The Authy app for iOS and Android devices allows users to create a 4-digit Protection PIN to restrict access to the app. This guide will cover the Authy app Protection PIN and recovery.
How PIN Protection Works
When the Protection PIN is enabled in the Authy app on iOS and Android devices, users are prompted to create a new 4-digit PIN code or setup biometric check (fingerprint, Touch ID, or Face ID on supported devices) for locking the Authy app. We have a walkthrough for the Protection PIN enable and disable process here: Authy Mobile App Protection PIN for iOS and Android.
The Protection PIN is never sent to Authy. This helps to ensure that no one will be able to access your tokens without passing the PIN or biometric check you created, even in the unlikely event that our servers are compromised.
Since the Protection PIN is never sent to Authy or stored in our servers, Authy support is unable to recover your PIN.
2FA Account Access Options
If you ever forget your Protection PIN, we recommend taking the following steps to regain access to your 2FA accounts:
- Check any Authy installations on other devices (if available) to see if your tokens are present.
- Use the recovery codes provided by the service(s) during 2FA setup to regain access to your account.
Unable to Recover PIN
If you are unable to recall your Protection PIN, this installation can’t be recovered. However, you can still regain access to your Authy account. If Authy Backups are enabled, and you know your Backups password, you can also recover your encrypted 2FA account tokens.
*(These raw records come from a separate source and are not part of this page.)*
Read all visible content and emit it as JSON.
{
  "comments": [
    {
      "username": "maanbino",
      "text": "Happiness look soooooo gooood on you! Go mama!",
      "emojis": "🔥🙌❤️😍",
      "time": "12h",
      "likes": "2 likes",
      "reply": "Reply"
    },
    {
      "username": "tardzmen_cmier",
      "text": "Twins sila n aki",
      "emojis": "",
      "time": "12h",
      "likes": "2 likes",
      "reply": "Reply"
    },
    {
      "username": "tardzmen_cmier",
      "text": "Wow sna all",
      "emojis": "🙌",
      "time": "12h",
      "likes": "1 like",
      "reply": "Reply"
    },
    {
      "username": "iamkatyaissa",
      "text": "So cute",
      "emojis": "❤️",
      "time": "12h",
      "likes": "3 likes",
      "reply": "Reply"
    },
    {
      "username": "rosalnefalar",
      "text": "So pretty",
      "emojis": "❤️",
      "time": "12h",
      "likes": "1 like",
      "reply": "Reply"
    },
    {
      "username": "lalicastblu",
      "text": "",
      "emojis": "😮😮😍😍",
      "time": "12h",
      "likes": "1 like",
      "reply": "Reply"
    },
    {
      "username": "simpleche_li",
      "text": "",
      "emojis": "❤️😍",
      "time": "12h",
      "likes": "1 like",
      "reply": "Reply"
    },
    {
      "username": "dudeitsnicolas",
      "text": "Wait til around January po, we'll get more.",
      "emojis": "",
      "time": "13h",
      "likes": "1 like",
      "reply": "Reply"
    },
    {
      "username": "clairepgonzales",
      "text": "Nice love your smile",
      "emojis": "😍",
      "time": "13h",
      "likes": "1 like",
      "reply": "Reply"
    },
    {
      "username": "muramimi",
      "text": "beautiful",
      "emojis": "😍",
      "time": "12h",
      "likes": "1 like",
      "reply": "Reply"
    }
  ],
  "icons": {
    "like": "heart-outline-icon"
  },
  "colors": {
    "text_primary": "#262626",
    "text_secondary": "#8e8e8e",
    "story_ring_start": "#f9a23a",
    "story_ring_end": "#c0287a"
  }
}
Authy Multi-Device Enabled: If you have Multi-Device enabled, but your device is PIN-locked, you can uninstall and re-install the Authy app to regain access to your account.
- Uninstall the Authy app on your PIN locked device.
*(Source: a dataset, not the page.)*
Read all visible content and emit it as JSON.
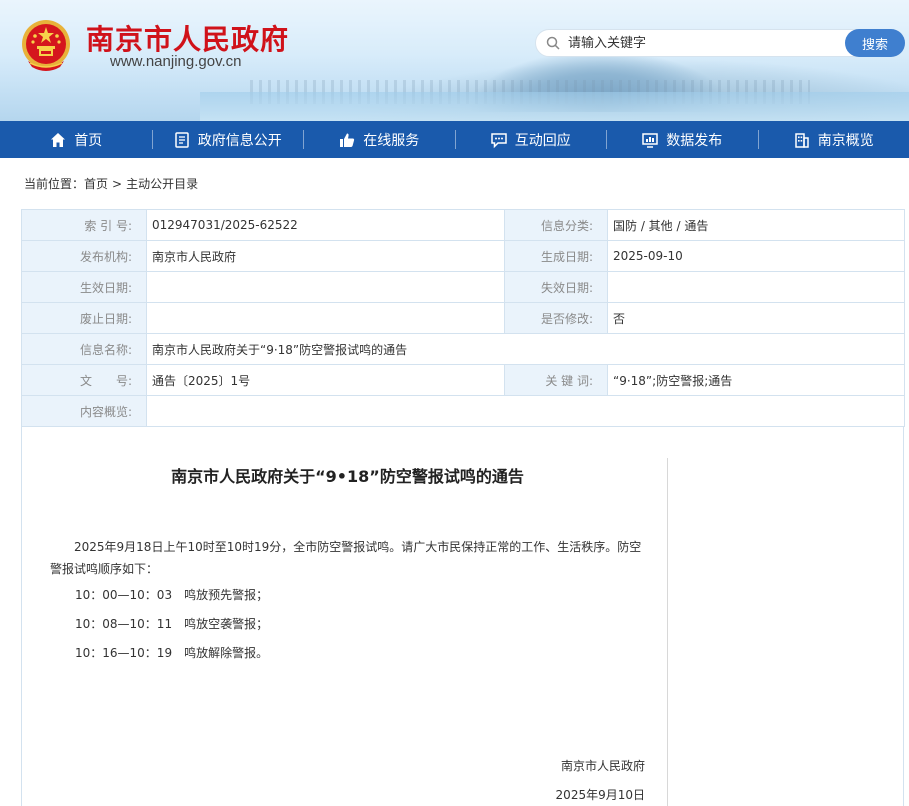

- Download and install the Authy app on the same device.
- Once installed, enter your phone number to add this installation to your account.
- Approve this access via SMS or a phone call.
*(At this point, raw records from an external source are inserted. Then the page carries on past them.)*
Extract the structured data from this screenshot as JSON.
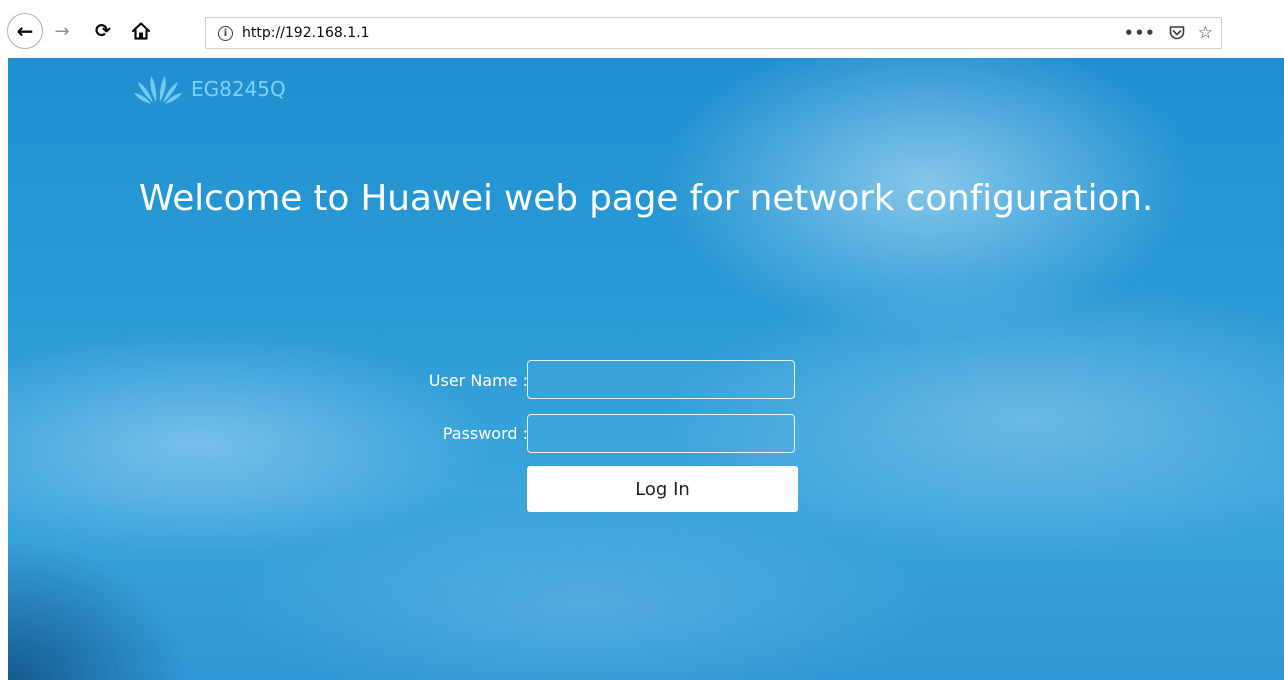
{
  "browser": {
    "url": "http://192.168.1.1",
    "icons": {
      "back": "back-arrow-icon",
      "forward": "forward-arrow-icon",
      "reload": "reload-icon",
      "home": "home-icon",
      "site_info": "info-icon",
      "page_actions": "more-icon",
      "pocket": "pocket-icon",
      "bookmark": "star-icon"
    }
  },
  "page": {
    "model": "EG8245Q",
    "welcome": "Welcome to Huawei web page for network configuration.",
    "form": {
      "username_label": "User Name :",
      "username_value": "",
      "password_label": "Password :",
      "password_value": "",
      "login_label": "Log In"
    }
  },
  "colors": {
    "background_blue": "#2a9ad6",
    "model_text": "#7fd0f3",
    "text": "#ffffff",
    "button_bg": "#ffffff"
  }
}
- Select an encrypted token and enter your existing Backups password to decrypt it.
Authy Multi-Device Disabled: If you don’t have Multi-Device enabled, you can start the Account Recovery Process here: https://authy.com/phones/reset/?proceed=true
Notice: This process takes 24 hours; it cannot be rushed due to security protocols. If backups are not enabled, you will lose your 2FA tokens.